Output and employment
Purchasing managers in Chicago and Milwaukee reported higher output in November, but employment was stable or lower. New orders rose in November, but backlogs continued to decline.

Prices and wages
Last August only about one-third of the purchasing managers in Chicago and Milwaukee reported paying higher prices, while about 10 percent reported lower prices. In November, over 60 percent reported higher prices, while less than 4 percent reported lower prices. Steel, aluminum, and gas and oil were up most. Chicago area employers boosted white-collar salaries and wages about 9.5 percent in 1980, up from 8 percent in 1979. Another rise of 9.5 percent is seen for 1981.

Retail sales
Customer traffic at big retailers has been heavy on weekends. Nevertheless, most customers are buying very cautiously, especially when installment credit is required. Worried retailers are promoting specially-priced merchandise heavily, a practice reminiscent of the 1974. Christmas season. Stocks had been held down intentionally, but there may be need for liquidation sales in January.

Motor vehicles
Sales of cars and trucks remain below expected levels, especially for Chrysler. Dealers are in jeopardy again, partly because of the rapidly rising cost of floor planning. A major Milwaukee bank has withdrawn from floor planning entirely. Most banks have raised rates on consumer vehicle loans, and more are restricting loans to customers or are taking other restrictive measures. Observers believe that first quarter output schedules will be reduced. Purchases of vehicles by business are fairly strong.

Capital goods. No revival is yet apparent in producer equipment. Backlogs have leveled off in some cases, but continue to decline overall. Demand for components needed for maintenance has increased moderately.

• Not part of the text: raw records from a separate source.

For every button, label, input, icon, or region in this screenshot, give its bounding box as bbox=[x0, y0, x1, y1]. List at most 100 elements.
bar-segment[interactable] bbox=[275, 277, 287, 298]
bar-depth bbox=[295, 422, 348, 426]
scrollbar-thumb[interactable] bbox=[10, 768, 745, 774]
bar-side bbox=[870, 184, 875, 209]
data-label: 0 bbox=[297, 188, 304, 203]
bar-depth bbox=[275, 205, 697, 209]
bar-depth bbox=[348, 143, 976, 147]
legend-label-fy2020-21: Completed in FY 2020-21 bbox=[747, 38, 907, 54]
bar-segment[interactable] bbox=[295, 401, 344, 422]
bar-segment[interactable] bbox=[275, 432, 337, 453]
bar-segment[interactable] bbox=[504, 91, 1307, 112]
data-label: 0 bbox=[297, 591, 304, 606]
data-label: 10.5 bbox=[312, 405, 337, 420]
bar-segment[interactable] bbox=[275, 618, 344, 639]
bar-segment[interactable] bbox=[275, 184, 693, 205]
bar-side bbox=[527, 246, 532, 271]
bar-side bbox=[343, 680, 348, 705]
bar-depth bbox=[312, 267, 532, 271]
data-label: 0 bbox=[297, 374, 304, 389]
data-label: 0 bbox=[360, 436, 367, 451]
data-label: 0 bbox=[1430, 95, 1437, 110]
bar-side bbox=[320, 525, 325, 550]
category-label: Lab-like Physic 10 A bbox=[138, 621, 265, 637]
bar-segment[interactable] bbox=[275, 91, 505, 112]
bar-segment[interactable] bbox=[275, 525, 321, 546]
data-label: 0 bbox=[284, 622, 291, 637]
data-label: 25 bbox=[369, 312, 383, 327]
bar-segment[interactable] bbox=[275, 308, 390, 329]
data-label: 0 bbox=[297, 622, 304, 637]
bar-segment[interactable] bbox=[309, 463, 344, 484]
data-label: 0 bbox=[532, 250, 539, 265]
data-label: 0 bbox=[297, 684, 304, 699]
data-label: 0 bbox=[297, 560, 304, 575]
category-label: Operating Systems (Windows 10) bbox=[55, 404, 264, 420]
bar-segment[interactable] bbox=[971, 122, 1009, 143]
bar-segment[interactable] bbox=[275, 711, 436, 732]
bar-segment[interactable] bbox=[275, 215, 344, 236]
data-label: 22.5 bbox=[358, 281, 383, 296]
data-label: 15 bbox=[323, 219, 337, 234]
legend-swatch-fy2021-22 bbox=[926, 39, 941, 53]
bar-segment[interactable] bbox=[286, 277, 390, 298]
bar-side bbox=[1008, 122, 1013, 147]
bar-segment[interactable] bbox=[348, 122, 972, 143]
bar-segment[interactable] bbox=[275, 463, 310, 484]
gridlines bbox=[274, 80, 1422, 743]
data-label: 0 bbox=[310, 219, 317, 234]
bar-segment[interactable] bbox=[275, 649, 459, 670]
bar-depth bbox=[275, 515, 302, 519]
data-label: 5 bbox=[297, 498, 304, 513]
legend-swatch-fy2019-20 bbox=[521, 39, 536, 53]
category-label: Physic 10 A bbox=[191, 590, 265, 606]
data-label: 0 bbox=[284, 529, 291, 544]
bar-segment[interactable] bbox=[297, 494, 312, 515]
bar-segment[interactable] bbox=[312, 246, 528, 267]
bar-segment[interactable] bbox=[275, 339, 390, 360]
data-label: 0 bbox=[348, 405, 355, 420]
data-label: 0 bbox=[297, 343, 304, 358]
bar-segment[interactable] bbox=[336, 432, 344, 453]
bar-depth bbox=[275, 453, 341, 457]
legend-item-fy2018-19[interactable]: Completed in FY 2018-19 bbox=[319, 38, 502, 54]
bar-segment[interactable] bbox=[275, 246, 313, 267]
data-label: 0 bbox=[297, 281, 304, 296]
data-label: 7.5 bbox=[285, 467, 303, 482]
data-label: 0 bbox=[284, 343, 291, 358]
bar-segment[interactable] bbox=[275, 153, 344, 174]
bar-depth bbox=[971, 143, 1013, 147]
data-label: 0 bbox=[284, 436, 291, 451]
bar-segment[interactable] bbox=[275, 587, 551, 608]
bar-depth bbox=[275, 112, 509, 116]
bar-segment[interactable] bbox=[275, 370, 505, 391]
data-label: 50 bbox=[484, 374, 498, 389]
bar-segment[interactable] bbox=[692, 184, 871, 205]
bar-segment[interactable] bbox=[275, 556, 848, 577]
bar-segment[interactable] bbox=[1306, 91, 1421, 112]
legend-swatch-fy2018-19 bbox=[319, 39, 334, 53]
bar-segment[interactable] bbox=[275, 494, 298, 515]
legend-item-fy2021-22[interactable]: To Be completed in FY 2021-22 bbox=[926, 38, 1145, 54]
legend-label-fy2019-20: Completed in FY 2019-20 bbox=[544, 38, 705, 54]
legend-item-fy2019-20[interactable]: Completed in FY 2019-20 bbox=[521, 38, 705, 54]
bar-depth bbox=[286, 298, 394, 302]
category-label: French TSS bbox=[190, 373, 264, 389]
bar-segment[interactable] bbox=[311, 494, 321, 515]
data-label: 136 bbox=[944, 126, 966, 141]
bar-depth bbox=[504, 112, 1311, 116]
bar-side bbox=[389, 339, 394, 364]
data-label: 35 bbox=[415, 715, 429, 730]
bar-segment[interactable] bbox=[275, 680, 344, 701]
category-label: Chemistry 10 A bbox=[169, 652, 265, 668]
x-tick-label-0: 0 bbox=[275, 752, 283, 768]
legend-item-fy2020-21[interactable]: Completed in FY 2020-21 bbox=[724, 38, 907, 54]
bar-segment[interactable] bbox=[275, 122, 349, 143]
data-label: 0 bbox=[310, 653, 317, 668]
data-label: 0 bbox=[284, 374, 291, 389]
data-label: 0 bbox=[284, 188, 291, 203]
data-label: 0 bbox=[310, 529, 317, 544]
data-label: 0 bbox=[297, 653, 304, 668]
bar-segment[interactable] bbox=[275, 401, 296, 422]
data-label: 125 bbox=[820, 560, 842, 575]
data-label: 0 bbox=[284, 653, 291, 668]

Hopes are growing for an improvement in farm equipment sales in the spring. Construction equipment remains at a very low ebb. Several plants have been closed temporarily and some permanently.

Steel
Deliveries of steel are up significantly and will continue at an unproved level into the new year. Demand for oil and gas country items is well in excess of capacity. Sheet orders are on extended lead times, while other lead times are normal. More bidding is being done on structural steel. Some of the improvement in steel demand represents a desire of companies to rebuild depleted inventories to protect their LIFO base.

Housing
Mortgage rates have moved into the 15.5 to 16 percent range with very few transactions taking place. The inventory of finished and semifinished houses is low, but builders have been preparing tracts of land.

Nonresidential
Contracts for caissons and bidding on structural steel suggest a continued high level of construction for office buildings, hotels, and luxury apartments in Chicago's downtown area. Other major cities report similar trends on a smaller scale. An overhang of unrented space is reported for the suburbs, however. Substantial contracts are also being let for renovations of existing office buildings and hotels.

Fuel
Fuel supplies appear adequate for the winter, but analysts expect severe trouble next year if the Iraq-Iran war is not settled by April 1. A crisis is certain if the war spreads. Estimates of the rise in oil prices next year have been raised. Natural gas is increasingly looked to as the nation's best energy hope for the years ahead. Canada and Mexico have surpluses, and domestic supplies are being augmented by findings of huge quantities of gas below the 15,000 foot level.

Municipal finance
State and local governments are under pressure to cut outlays to reduce budget deficits. At least one governor has frozen hirings. Tax receipts, especially gasoline taxes, have been running below projections, and tax increases may be needed. In Chicago, newly organized militant fire and police unions, already among the highest paid anywhere, are threatening to strike to get increases equal to the rise in the CPI.